Most sources trace the origins of the term "safety culture" to the nuclear power industry and the Chernobyl disaster of 1986. More precisely, the term appeared and figured prominently in the post-accident report of the International Nuclear Safety Advisory Group (INSAG). Nuclear accidents in Chernobyl, Three Mile Island and other places, according to INSAG, were attributable to not just technical failures but faults in organizational procedures and attitudes. The belief in the safety of these facilities was "a mirage." Systems were inadequate and operator errors commonplace. "From top to bottom, the body corporate was infected with the disease of sloppiness," INSAG concluded.
In 1991, the International Atomic Energy Association defined safety culture as: "That assembly of characteristics in organizations and individuals which establishes that, as an overriding priority, nuclear plant safety receives the attention warranted by their significance."
The use of the term "safety culture" to describe an organization's attitude and commitment to safety caught on and began being applied to other dangerous industries such as aviation.
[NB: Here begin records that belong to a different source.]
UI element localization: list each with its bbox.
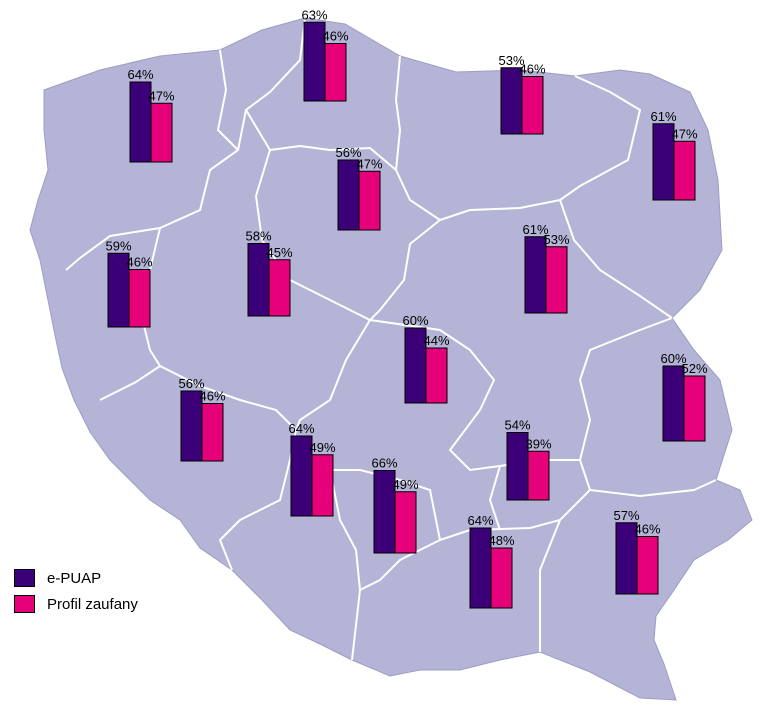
label-epuap: 63% [301,7,327,22]
region-bar-group: 63%46% [301,7,349,102]
label-epuap: 64% [288,421,314,436]
region-bar-group: 58%45% [245,229,293,317]
label-epuap: 64% [127,67,153,82]
region-bar-group: 64%48% [467,513,515,609]
label-profil-zaufany: 49% [392,477,418,492]
voivodeship-borders [65,17,717,661]
legend-label-epuap: e-PUAP [47,569,102,587]
bar-profil-zaufany [545,246,568,314]
region-bar-group: 60%52% [660,351,708,442]
bar-profil-zaufany [521,76,544,135]
bar-profil-zaufany [311,454,334,517]
label-profil-zaufany: 46% [126,255,152,270]
legend-swatch-epuap [14,569,35,587]
bar-profil-zaufany [527,450,550,501]
bar-profil-zaufany [673,140,696,201]
bar-profil-zaufany [358,170,381,231]
bar-profil-zaufany [425,347,448,404]
label-epuap: 59% [105,238,131,253]
label-profil-zaufany: 46% [634,522,660,537]
bar-epuap [662,365,685,442]
label-profil-zaufany: 39% [525,436,551,451]
label-epuap: 56% [178,376,204,391]
region-bar-group: 57%46% [613,508,661,595]
region-bar-group: 64%47% [127,67,175,163]
label-epuap: 56% [335,145,361,160]
region-bar-group: 56%47% [335,145,383,231]
region-bar-group: 66%49% [371,456,419,554]
label-profil-zaufany: 45% [266,245,292,260]
label-profil-zaufany: 53% [543,232,569,247]
legend-item-profil-zaufany: Profil zaufany [14,594,138,614]
bar-profil-zaufany [268,259,291,317]
legend-item-epuap: e-PUAP [14,568,101,588]
label-epuap: 60% [660,351,686,366]
label-profil-zaufany: 47% [148,88,174,103]
label-profil-zaufany: 47% [671,126,697,141]
bar-profil-zaufany [683,375,706,442]
label-profil-zaufany: 44% [423,333,449,348]
label-epuap: 53% [498,53,524,68]
region-bar-group: 60%44% [402,313,450,404]
label-epuap: 58% [245,229,271,244]
region-bar-group: 53%46% [498,53,546,135]
legend-label-profil-zaufany: Profil zaufany [47,595,138,613]
legend: e-PUAP Profil zaufany [14,568,214,618]
label-epuap: 64% [467,513,493,528]
bar-profil-zaufany [150,102,173,163]
label-epuap: 60% [402,313,428,328]
region-bar-group: 64%49% [288,421,336,517]
label-profil-zaufany: 46% [322,29,348,44]
label-epuap: 61% [522,222,548,237]
bars-layer: 64%47%63%46%53%46%61%47%56%47%59%46%58%4… [105,7,708,609]
label-profil-zaufany: 48% [488,533,514,548]
label-epuap: 54% [504,418,530,433]
region-bar-group: 61%53% [522,222,570,314]
label-profil-zaufany: 49% [309,440,335,455]
legend-swatch-profil-zaufany [14,595,35,613]
label-epuap: 61% [650,109,676,124]
bar-profil-zaufany [394,491,417,554]
region-bar-group: 56%46% [178,376,226,462]
label-profil-zaufany: 46% [199,389,225,404]
bar-profil-zaufany [490,547,513,609]
label-profil-zaufany: 46% [519,62,545,77]
bar-profil-zaufany [636,536,659,595]
label-profil-zaufany: 47% [356,156,382,171]
country-outline [29,17,753,701]
label-profil-zaufany: 52% [681,361,707,376]
label-epuap: 66% [371,456,397,471]
bar-profil-zaufany [201,403,224,462]
bar-epuap [524,236,547,314]
region-bar-group: 59%46% [105,238,153,328]
region-bar-group: 54%39% [504,418,552,501]
bar-epuap [500,67,523,135]
bar-profil-zaufany [324,43,347,102]
bar-profil-zaufany [128,269,151,328]
label-epuap: 57% [613,508,639,523]
region-bar-group: 61%47% [650,109,698,201]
For example, the National Transportation Safety Board blamed the 1991 Continental Airlines crash of Flight 2574 in Texas on management's failure "to establish a corporate culture which encouraged and enforced adherence to approved maintenance and quality assurance procedures." Before long, the term was being used in all industries.
As Wayne notes, the term "safety culture" also came into vogue among safety's intellectuals, spawning more than 100 articles in academic journals between 1987 and 2000. It remains a subject of fierce debate today.